Just to be clear, are you talking about 1 central geis process per input device,
or one per device for each client?

> The application or toolkit will then have to poll the geis event loop.
> This drives outstanding cooked input events through the recognizer and
> results in zero or more events being output.  The possible events
> include (1) preview events -- the so-called tentative events, (2)
> gesture events, just like in geis 1.0, (3) touch events, for touches
> that are not recognized as part of a gesture, and (4) user-defined
> events, discussed below.  The application or toolkit can do what it
> likes with these events.

So if my understanding is correct, you prepare "proto-gestures" in the core geis
space, and then process that into the more concrete events in the client.

I like the idea of doing more computation in one space to aid in optimization.
Of course that gets messy if you want clients to be able to use arbitrary code
to interpret gestures.  This seems like a good balance.

What's the failure mode when a process stalls?  Will geis 1 and 2 react differently?

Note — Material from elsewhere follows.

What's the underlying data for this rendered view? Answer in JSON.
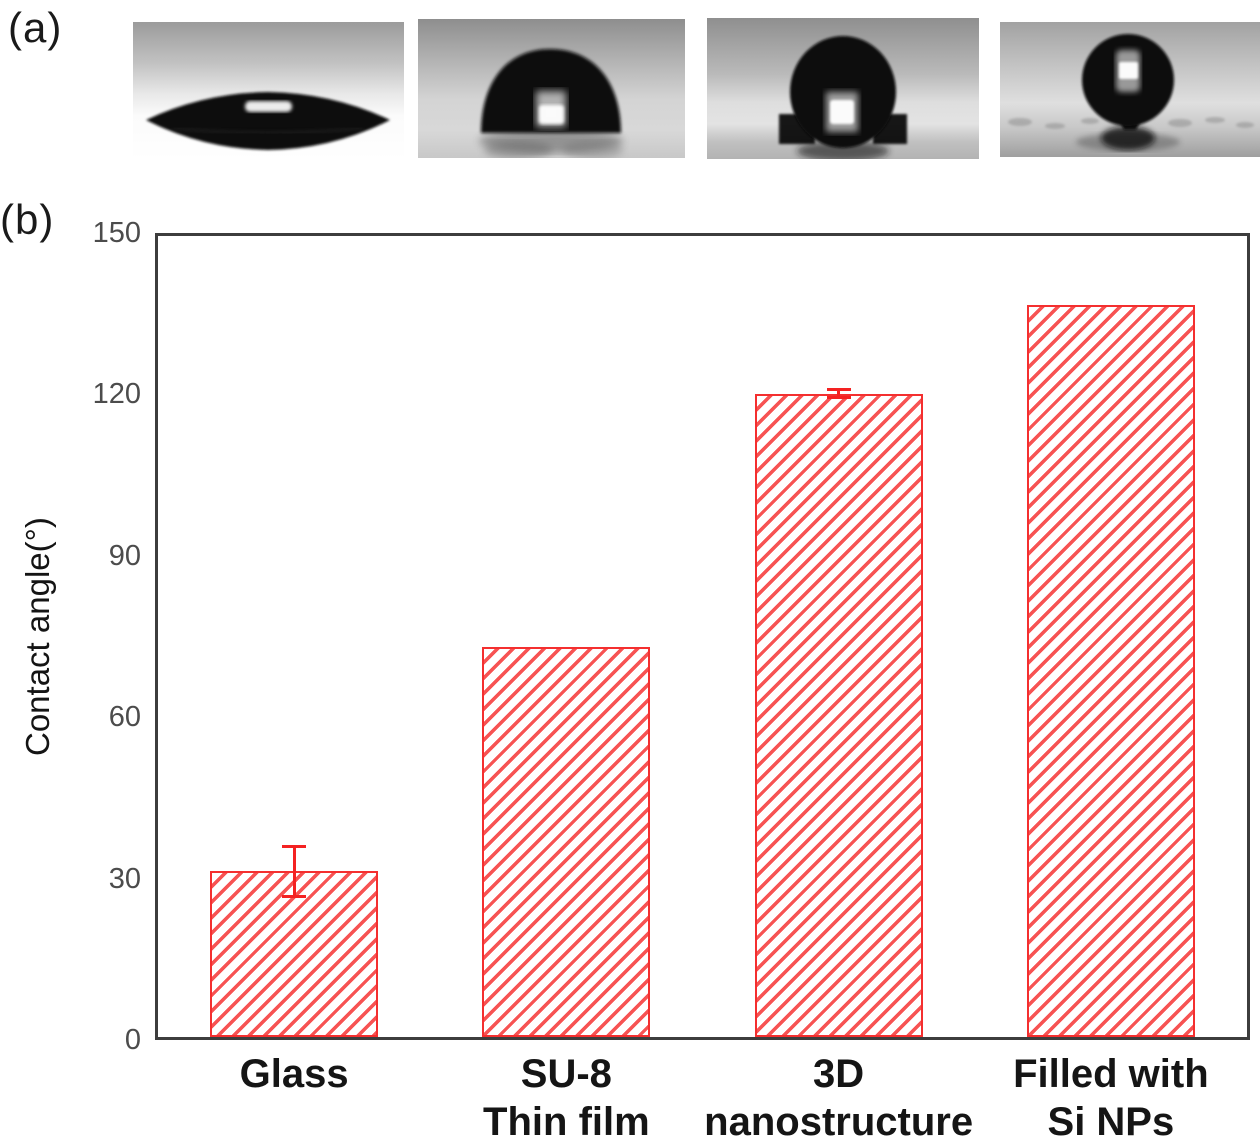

> I would create a default recognizer built on utouch-grail, but the next
> step (geis 2.1?) would be to provide a programmable recognizer, somewhat
> akin to the shaders available in 3D graphics rendering pipelines.
> Applications can load programmable gesture recognizers dynamically, and
> can have different recognizers for different screen regions or input
> devices.  The programmable recognizers can emit the user-defined events
> mentioned above.

A good comparison, I wouldn't be too surprised to hear that someone actually
does play with a gpu to accelerate gesture recognition :)

Intel recently announced Atom's with an in package Altera FPGA, that would be an
obvious target for low power, low latency, hardware accelerated gesture
processing.  Of course that only makes sense if people have relatively expensive
gestures they want to use.

> There are still some details I need to work out before I can formalize
> this more, but I would value some feedback on whether this is sane or
> not.

As long as you don't need to drastically increase the effort for a client trying
to get the functionality it had with 1.0 in the new api, and you see a clear
path to implementation then I think this is quite sane.

I'm happy to see you moving in this direction.